Joji


It’s hard to keep writing this when I have the weight of an ocean of depression crushing me down into darkness. Swim upwards and smile. It’s not ok, but keep other people from sinking into black alongside you. Push them upwards. “Are you ok?” “yeah! Of course! Why do you ask?”

You look tired. You look sad. You look like you want to lash out at the world because you work with people you hate, who know how to impress the company and not do as much work as you do. You look like you don’t know what direction to take your life. You look like you are sad because your generation won’t own houses.

Things have been rough for a while. My joys are improvement and victories which I am able to realize when I spent time with Yuki and Leo. I cook, I play, I smile.

I drink.

I forget. For a little bit.

Then I go back to work, and I want to punch every unmotivated curry in their face. I want to tell them to leave. They arrive on words and promises alone, and disrupt our abilities to be productive, and on top of that they claim that their own incapabilities are the faults of others for being unable to communicate. It’s our fault that we didn’t tell them that shitting their pants was wrong.

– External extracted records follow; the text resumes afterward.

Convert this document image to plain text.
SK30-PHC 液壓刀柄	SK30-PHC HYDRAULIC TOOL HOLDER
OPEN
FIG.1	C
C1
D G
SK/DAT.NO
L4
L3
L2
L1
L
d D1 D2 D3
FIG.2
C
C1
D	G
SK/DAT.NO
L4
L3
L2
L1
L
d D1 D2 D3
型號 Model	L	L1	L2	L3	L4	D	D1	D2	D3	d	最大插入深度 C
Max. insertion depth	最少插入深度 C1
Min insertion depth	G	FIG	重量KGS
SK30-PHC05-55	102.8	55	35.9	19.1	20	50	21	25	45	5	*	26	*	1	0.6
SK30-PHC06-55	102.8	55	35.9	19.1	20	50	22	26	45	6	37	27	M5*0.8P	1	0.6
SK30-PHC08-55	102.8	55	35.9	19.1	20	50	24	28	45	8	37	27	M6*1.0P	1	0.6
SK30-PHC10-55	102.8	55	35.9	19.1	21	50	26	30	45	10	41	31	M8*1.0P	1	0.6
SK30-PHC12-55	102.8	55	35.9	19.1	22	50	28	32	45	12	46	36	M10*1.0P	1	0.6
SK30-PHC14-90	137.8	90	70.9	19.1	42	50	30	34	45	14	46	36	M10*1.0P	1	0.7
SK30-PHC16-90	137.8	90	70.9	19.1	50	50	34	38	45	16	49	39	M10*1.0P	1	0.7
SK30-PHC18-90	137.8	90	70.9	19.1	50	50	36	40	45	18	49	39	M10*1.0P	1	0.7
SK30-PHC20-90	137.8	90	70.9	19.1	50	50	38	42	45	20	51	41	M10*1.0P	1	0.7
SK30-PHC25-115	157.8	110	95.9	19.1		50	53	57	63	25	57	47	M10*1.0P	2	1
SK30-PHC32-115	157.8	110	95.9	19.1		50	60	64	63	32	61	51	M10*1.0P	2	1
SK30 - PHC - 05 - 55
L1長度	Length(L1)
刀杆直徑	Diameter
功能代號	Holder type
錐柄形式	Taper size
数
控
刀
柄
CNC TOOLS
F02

Imagine that your young, fresh out-of-a-fake-university peer claims they are better than you, then manage to break everything, misinterpret everything, and then blame you for not telling them how to be human. That’s my life with curries. I didn’t think I was racist until I was forced to work with a sample set of people where 100% of the 4 of them were cancerous wastes.

I thought the stories were embellished. No, they truly are worthless, and I would have rather been working with highschoolers.

We have had a new boy, Joji.

He manages to shit his pants and irritate me less than the people I work with. So at least I’ve got that going for me.

He’s a lot easier to handle than Leo. He cries less. He doesn’t sandpaper-grind his face into my chest while I hold him and attempt to comfort him until he falls asleep.